The reason? Homebuyers are seeking more space now that families are spending more time at home together working and schooling.
“I think people are definitely upsizing for that reason, so that they can spread out when everybody’s at home working and doing school remotely,” Vreeland-Abell said.
In addition to home sales, Vreeland-Abell said that her rental market is hot, too.
“We put a house ready to rent on the market… it’s usually gone within, say, a week to two weeks,” Vreeland-Abell said. “We had a lot of new apartment complexes going up in our area which, typically you would think, would drive down the demand for the single-family but we’ve had no decrease in demand at all.”
Century 21 Legacy agent Joanne Mielenz had a home she was going to show in Knoxville, Tennessee, that was worth $1.1 million, then when she pulled up to the house it was already sold.
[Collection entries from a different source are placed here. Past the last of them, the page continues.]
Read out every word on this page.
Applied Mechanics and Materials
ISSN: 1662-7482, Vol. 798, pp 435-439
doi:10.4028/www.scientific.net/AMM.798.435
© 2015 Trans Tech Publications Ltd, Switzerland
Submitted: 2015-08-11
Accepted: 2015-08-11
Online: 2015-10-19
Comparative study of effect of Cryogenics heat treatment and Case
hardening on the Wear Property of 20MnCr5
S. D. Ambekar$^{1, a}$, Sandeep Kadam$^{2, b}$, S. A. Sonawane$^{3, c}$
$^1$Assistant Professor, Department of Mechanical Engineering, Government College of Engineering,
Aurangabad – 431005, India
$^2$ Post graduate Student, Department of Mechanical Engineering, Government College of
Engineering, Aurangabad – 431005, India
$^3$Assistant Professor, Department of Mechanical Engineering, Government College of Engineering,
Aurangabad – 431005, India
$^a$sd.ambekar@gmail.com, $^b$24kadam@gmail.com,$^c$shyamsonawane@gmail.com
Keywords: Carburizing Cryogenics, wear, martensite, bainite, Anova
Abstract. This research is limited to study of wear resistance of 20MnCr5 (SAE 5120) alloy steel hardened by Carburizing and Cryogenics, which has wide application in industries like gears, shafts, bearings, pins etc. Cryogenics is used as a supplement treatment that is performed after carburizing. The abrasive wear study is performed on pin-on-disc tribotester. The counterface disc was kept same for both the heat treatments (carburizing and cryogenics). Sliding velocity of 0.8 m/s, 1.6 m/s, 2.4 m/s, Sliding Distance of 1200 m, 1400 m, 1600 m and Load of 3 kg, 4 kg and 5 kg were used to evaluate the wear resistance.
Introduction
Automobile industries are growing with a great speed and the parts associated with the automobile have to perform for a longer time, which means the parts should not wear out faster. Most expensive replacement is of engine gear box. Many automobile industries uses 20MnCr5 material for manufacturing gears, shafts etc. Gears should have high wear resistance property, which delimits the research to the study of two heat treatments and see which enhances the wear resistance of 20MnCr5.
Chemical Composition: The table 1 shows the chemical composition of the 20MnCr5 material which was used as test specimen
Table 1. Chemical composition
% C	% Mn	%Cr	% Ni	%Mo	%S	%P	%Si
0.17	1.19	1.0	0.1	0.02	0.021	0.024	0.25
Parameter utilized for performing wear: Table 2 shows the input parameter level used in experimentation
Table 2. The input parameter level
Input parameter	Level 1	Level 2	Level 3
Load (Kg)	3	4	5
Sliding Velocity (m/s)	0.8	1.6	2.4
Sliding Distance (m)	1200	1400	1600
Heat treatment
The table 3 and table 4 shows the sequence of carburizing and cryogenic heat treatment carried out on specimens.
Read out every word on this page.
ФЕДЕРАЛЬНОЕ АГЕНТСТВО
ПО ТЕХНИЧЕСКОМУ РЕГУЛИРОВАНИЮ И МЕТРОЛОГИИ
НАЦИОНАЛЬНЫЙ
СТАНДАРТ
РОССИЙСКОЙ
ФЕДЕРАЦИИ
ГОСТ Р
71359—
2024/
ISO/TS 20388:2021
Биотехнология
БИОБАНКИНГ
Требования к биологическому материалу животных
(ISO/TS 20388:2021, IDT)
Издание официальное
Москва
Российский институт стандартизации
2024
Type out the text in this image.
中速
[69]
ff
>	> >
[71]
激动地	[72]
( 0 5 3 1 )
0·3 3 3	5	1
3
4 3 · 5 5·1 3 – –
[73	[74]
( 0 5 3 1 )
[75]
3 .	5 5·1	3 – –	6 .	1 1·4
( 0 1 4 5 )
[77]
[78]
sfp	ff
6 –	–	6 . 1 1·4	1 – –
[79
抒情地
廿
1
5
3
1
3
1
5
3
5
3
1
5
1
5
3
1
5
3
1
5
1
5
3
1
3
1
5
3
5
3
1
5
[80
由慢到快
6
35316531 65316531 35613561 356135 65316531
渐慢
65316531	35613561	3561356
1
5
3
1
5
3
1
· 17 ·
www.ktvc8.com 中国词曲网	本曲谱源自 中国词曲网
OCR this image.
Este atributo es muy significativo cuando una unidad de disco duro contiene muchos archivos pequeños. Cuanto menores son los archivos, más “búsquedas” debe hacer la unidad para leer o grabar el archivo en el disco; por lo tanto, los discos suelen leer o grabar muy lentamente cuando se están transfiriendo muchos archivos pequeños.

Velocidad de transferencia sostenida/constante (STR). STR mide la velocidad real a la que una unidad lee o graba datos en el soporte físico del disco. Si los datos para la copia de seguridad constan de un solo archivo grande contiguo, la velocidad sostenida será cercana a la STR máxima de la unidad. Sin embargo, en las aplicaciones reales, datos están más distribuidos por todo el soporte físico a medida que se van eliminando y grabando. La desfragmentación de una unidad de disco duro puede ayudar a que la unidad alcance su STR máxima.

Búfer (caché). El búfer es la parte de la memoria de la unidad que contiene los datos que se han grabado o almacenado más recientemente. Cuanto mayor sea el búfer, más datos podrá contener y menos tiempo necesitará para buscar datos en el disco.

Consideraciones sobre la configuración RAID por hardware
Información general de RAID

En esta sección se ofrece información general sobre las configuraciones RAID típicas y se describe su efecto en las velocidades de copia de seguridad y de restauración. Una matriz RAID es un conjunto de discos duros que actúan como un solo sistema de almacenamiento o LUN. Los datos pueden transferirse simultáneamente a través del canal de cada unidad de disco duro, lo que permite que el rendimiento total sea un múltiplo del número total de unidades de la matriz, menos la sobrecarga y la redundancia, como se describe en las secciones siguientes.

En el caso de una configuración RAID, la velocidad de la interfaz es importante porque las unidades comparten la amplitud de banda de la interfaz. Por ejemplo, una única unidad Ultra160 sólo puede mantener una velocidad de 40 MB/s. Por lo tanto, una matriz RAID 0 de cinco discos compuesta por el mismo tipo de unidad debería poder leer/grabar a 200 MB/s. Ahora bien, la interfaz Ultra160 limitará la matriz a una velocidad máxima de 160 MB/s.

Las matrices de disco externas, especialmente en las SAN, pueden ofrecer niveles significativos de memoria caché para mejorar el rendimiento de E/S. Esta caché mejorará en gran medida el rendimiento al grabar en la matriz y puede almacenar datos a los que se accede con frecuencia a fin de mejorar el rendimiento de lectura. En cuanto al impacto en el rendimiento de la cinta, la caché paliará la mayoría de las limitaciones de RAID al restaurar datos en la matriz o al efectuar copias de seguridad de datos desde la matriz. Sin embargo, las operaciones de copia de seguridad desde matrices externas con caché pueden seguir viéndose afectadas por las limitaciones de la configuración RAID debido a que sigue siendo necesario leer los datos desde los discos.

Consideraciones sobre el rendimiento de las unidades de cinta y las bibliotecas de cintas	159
“It’s quite a crazy market,” Mielenz said. “We have the lowest inventory of almost all time. We have more pendings than we do inventory, and from the day a home goes on the market to the day it closes is 40 days.”
Mielenz sells land in a lakefront division, and she said this market is the hottest it has been in 11 years. She doesn’t see business slowing down even with the holidays approaching.
“I went to go look at a house today, a preview…couldn’t get in, it’s already pending,” Mielenz said. “So, it’s quite a hot market, if you got a good house it’s going to go.”
Over in Nashville, Tennessee, Troy Charlton with Century 21 Charlton Realty Company, said that single-family housing inventory this year is half as much as it was last year.
“Our market is pretty, pretty hectic,” Charlton said. “[Inventory is] our biggest struggle as far as buyers go, but as far as sellers go, it’s just not a lot of competition out there.”
Although a trend with homebuyers during the pandemic is to seek homes with bigger yards and extra rooms since kids are schooling from home in most places, Charlton said that backyards aren’t as big of a deal anymore in his market. Instead, homebuyers want homes that require less upkeep and more convenience.
According to Redfin, Nashville is ranked as No. 7 on its Top 10 Metros by Net Inflow of Users, saying that 37.8% of its users searched for residences in Nashville, with the highest number of searchers in New York City. Charlton added that there are lots of buyers coming from Florida and Texas, too.
“It is a great time to sell, [but] buying right now is hard, it’s so hard especially for first-time buyers,” Charlton said. “You want to write them the best offer but then, you can’t overextend them, but then it’s what it takes to get it.”
In Kentucky in the month of September, the Greater Louisville Association of Realtors said that with 45% less inventory, the average home sale price was up 7.3%.
In Lexington, Kentucky, Grant Simpson of Century 21 Simpson and Associates said the volume of sales he has seen is “incredible,” and that his market is “very, very competitive.”
According to Simpson, the volume of sales increased from 2019 to 2020 by $86.8 million.
“I’ve heard one of my fellow Realtors say they put a house on the market, and had 25 offers on the first day,” Simpson said. “It went over asking, of course.”
Like Vreeland-Abell’s market, Simpson said that the rental and condo market is performing just as well as single-family homes.
“There’s no discrimination, they’re all popular,” Simpson said. “It’s just people saying, ‘does that fit my needs?’ So, we have seen a lot of condos, a lot of townhomes, a lot of single families that are just going very quickly, and multifamily in and around Central Kentucky is very strong.